Interesting... Honestly, when I read through it at first, my reaction was "geez, that's pretty complicated for a relatively simple concept", but upon a second reading I realized it wasn't all that complicated.

However, it seems like we already have something along these lines: the collection of ActionMappings read in at application startup. I'm not sure about introducing a whole new collection of objects, and management components to go along with it.

I like the idea of the Action in a sense inherently knowing which setup object to get. That is intriguing. But, I think it goes against one of my stated goals, that being that it might not just be a single method in a single class that deals with setup for a particular page. You might in fact be dealing with a number of different object and a number of different methods in each. If we declaratively "attach" an object to an Action whos purpose is to do setup, then you might have code duplicated in various classes (imagine a dropdown that appears on three different screens). Sure, you could have the setup object call some object that has that common code, but isn't that making things more complex rather than more simple?

--
Frank W. Zammetti
Founder and Chief Software Architect
Omnytex Technologies
http://www.omnytex.com

Leon Rosenberg wrote:
You could use / write a common configuration framework, which would be
instantiated by the action servlet, and where all configuration objects are
stored / managed. An action would then obtain it's specific configuration
object
in constructor, or even better in execute(). Last one would allow to change
the configuration on the fly, without
restart or anything.


Actually we are using something like this but for services. It's based on
propertyfiles and a simple watcher thread, which checks all registered
files, and if they changes calls:
notifyConfigurationStarted();
setProperty(name, value) for each property in file
notifyConfigurationFinished();

it's absolutely simple, but works superb, we are using it to reconfigure
caches, switch databases switch legacy systems on and off.

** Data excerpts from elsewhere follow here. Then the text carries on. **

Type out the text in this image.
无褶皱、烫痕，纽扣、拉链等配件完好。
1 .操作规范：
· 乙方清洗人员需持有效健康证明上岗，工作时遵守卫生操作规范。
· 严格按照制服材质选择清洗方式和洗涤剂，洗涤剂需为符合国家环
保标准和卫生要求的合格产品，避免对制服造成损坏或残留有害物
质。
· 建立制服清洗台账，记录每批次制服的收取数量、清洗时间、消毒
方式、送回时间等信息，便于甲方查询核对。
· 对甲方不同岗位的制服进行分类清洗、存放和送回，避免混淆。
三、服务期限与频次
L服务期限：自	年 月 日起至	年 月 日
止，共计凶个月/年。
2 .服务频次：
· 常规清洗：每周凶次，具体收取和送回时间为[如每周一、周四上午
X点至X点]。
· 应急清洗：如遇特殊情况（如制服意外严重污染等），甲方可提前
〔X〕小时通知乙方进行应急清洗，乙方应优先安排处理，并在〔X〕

Is it IoC enough for you?:-)

Regards
Leon


-----Ursprüngliche Nachricht-----
Von: Frank W. Zammetti [mailto:[EMAIL PROTECTED] Gesendet: Sonntag, 6. März 2005 00:14
An: Struts Users Mailing List
Betreff: Re: Eliminate Setup Actions


Sure, that would work. But, then you are limiting the developer to basically one setup per class, or forcing them to do some work that Struts really should be doing...

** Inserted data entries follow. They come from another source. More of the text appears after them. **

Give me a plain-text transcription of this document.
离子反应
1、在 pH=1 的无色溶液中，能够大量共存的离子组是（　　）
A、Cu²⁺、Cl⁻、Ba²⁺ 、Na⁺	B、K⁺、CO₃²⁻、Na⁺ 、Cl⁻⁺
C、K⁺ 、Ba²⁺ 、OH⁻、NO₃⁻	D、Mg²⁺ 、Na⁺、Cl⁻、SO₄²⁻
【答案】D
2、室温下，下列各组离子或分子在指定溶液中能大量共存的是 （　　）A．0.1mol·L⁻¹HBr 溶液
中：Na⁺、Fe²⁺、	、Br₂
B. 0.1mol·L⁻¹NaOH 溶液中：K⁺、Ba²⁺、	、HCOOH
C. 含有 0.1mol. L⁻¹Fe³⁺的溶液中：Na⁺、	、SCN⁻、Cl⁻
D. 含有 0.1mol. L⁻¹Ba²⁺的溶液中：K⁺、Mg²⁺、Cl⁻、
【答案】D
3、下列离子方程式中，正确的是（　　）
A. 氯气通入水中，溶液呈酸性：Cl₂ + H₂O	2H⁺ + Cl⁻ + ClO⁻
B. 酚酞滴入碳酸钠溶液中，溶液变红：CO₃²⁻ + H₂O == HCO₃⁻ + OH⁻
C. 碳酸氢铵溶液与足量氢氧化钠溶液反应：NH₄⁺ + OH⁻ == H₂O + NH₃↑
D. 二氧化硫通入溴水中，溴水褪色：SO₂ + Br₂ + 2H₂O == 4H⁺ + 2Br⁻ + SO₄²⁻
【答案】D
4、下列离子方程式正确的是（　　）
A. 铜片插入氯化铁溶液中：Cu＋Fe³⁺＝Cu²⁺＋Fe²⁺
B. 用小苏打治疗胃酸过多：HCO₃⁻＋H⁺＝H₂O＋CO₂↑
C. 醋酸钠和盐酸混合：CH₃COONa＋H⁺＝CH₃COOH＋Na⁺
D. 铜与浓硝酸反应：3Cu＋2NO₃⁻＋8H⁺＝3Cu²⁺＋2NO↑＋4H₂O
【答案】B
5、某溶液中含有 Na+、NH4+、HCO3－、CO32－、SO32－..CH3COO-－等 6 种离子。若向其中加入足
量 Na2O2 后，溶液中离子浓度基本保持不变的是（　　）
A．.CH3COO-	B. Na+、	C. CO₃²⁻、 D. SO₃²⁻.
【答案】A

If I were to add something like this to Struts (and I have enough interest in this idea that I'd love to persue it, assuming there is some general interest), one of the requirements in my mind would be the ability to call any number of setup methods per mapping.

For instance, maybe I have a page with 10 different dropdowns. Maybe I determine that the way I want to implement that setup is to have ten different methods in my setup class and specify them all to execute in the mapping. Sure, I could call all ten of them from the constructor, but that just *feels* like a bit of a hack to me. I'd prefer a more IoC-esque approach, and this feels like the exact opposite. I'd want to be able to explitidly declare the ten methods I want executed (and in the stated order of course) rather than having to code that functionality into the setup class itself, which is what I'd be forced to do in the constructor (ditto for a static block).

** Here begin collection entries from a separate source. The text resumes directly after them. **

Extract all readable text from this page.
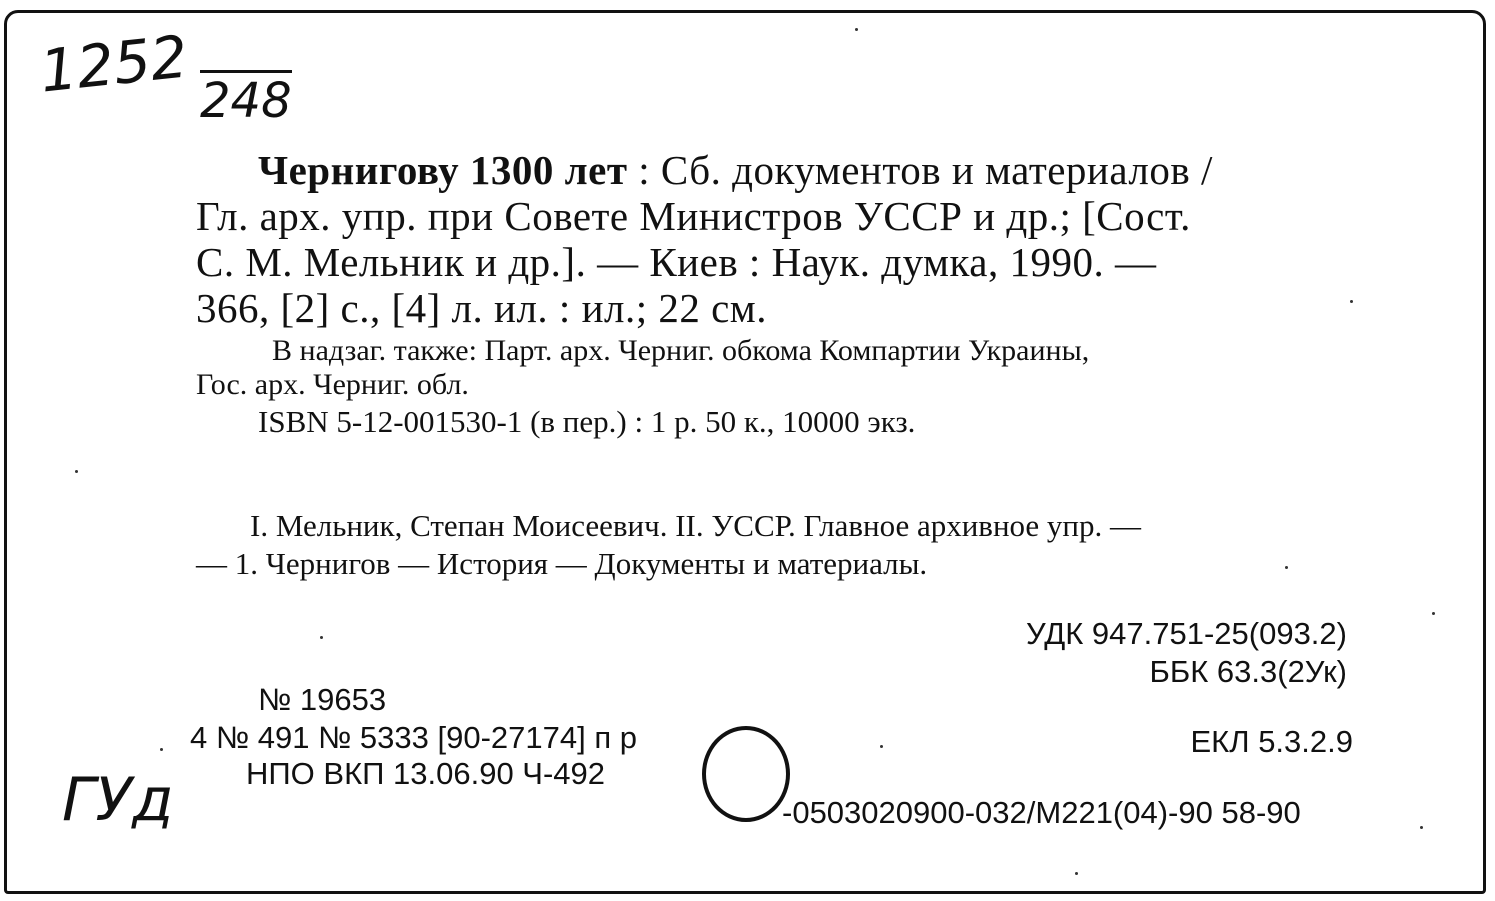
1252 248
ГУд
Чернигову 1300 лет : Сб. документов и материалов /
Гл. арх. упр. при Совете Министров УССР и др.; [Сост.
С. М. Мельник и др.]. — Киев : Наук. думка, 1990. —
366, [2] с., [4] л. ил. : ил.; 22 см.
В надзаг. также: Парт. арх. Черниг. обкома Компартии Украины,
Гос. арх. Черниг. обл.
ISBN 5-12-001530-1 (в пер.) : 1 р. 50 к., 10000 экз.
I. Мельник, Степан Моисеевич. II. УССР. Главное архивное упр. —
— 1. Чернигов — История — Документы и материалы.
УДК 947.751-25(093.2)
ББК 63.3(2Ук)
ЕКЛ 5.3.2.9
-0503020900-032/М221(04)-90 58-90
№ 19653
4 № 491 № 5333 [90-27174] п р
НПО ВКП 13.06.90 Ч-492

There is a debate in my mind whether the setup class should have to implement some given interface... It makes sense to do so because then Struts can be sure the class is of an appropriate type for the task. But, to allow for multiple setup methods the interface would have to be defined to include setupMethod1(), setupMethod2(), setupMethod3() and so on. That's pretty obviously a bad design. So, I imagine the interface would pretty much just be a tag interface, and we would have to assume that if the developer implements the interface, then whatever methods are present in the class are meant for setup. Like I said though, there's a bit of debate in my own head on this point right now.

--
Frank W. Zammetti
Founder and Chief Software Architect
Omnytex Technologies
http://www.omnytex.com

Leon Rosenberg wrote:

... I figured you'd specify
the class and method to call, although even easier would be

to write


an actual SetupAction class, or something along those lines, with a known interface that all these classes would have to

implement, then


you would just specify the class and Struts would know what

method to


call.


Erm, what about the constructor? Or the static{} part?